Por último, a afirmativa 18, sobre pendurar brinquedos no berço, nota-se que as crianças com os pais de escolaridade Ensino Fundamental Incompleto permanecem com os berços em casa. Já os pais com Ensino Médio Completo demonstram, pela escolha do nível 1, que as crianças não devem mais ter acesso ao berço.
A partir dessas análises, nota-se que a maioria dos pais e mães demonstra em suas respostas preocupações e cuidados com seus filhos, visto que para a maioria das afirmativas eles responderam nível 5 (sempre). Com esses resultados apresentados nos gráficos, conseguiu-se investigar a possível relação entre as práticas educativas parentais e as características sociodemográficas dos pais.

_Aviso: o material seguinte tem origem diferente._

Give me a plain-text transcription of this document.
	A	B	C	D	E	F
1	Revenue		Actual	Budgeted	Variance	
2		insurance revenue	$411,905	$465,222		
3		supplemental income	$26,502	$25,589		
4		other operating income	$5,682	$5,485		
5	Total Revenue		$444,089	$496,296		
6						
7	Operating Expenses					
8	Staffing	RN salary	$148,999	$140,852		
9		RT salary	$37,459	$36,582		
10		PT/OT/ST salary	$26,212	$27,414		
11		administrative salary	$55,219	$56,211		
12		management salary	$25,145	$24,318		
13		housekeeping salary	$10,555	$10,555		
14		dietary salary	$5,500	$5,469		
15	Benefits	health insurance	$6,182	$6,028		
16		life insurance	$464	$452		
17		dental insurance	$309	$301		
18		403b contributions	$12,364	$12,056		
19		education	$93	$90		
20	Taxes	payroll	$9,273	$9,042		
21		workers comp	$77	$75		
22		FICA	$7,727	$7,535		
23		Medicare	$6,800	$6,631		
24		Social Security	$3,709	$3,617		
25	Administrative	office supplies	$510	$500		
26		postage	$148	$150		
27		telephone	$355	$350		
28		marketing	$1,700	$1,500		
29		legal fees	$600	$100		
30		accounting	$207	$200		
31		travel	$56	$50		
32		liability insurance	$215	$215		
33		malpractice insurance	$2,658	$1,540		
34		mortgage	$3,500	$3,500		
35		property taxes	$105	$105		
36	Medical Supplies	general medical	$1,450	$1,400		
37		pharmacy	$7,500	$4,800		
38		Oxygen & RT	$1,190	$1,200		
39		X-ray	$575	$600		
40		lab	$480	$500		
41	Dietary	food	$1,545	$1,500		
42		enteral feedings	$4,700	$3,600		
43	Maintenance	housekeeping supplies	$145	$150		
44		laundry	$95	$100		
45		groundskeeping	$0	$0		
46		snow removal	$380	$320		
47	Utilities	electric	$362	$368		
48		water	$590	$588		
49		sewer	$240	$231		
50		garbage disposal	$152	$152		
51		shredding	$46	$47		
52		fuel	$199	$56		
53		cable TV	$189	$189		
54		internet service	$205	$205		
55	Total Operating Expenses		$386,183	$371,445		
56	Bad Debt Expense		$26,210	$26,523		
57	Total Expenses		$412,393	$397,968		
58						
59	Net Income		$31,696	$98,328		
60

Com isso, pode-se refletir sobre as teorias de Bronfenbrenner (1996) e Harkness e Super (1994), em que os autores ressaltam a influência do contexto nas ações e nos comportamentos das pessoas nele inseridas. Logo, lembra-se dos diferentes sistemas que as pessoas fazem parte desde o seu nascimento até sua morte. Bronfenbrenner (1996) enfatiza que todos os sistemas são interligados diretamente ou indiretamente. Sendo assim, considera-se que tanto os ambientes da escola como os da casa podem influenciar nos comportamentos da criança.
Além disso, acrescentando os estudos de Harkness e Super (1994) referentes ao conceito de nicho de desenvolvimento, trazer o espaço da escola faz-se pertinente, principalmente em relação ao espaço da sala de aula em que as crianças interagem com as professoras. Estas possuem suas próprias crenças, normas e valores, e vão influenciar no comportamento das crianças. O comportamento, neste recorte da pesquisa, a princípio, não está sendo identificado como um comportamento agressivo ou transgressor na maioria das vezes.
Com esses dados, muitos pesquisadores e profissionais da área de educação e de psicologia que se interessem pelo tema família, educação infantil, comportamentos infantis e práticas parentais podem perceber a relevância dessas duas áreas dialogarem constantemente na tentativa de atender a um denominador comum, que seria o desenvolvimento integral da criança. A partir dos dados dessa pesquisa, as escolas e os professores poderão considerar como os pais pensam suas práticas e o desenvolvimento dos seus filhos e, também, o que os professores observam na escola acerca dessas práticas realizadas com os pais. Assim, reforça-se a importância da troca e do diálogo, percebendo que o respeito entre pais e professores é fundamental para o desenvolvimento da criança em qualquer idade.
Considerações
Este trabalho foi realizado nas creches e Espaços de Desenvolvimento Infantil (EDIs) públicos do município do Rio de Janeiro. Conseguiu-se investigar as práticas educativas parentais e sua relação com o comportamento das crianças de 3 a 5 anos nas Unidades Escolares. Realizou-se, também, a investigação das suas características sociodemográficas. Destacou-se a relevância das características sociodemográficas, em especial o nível de escolaridade, pois a maioria dos participantes tinham o Ensino Médio Completo (42%), seguido do Ensino Fundamental Incompleto (24%), predominantemente. Ou seja, nota-se que, nesse grupo pesquisado, poucos pais tiveram acesso ao nível superior de ensino (4%). Sabe-se o quanto a educação superior, no Brasil, é escassa para as pessoas que vivem à margem da sociedade, como por exemplo nas favelas, onde estava alocada uma das Unidades Escolares pesquisadas. Logo, encontram-se nessa pesquisa pais e mães que moram em favelas da zona norte e zona sul do Rio de Janeiro que muitas vezes não são vistos nas pesquisas acadêmicas.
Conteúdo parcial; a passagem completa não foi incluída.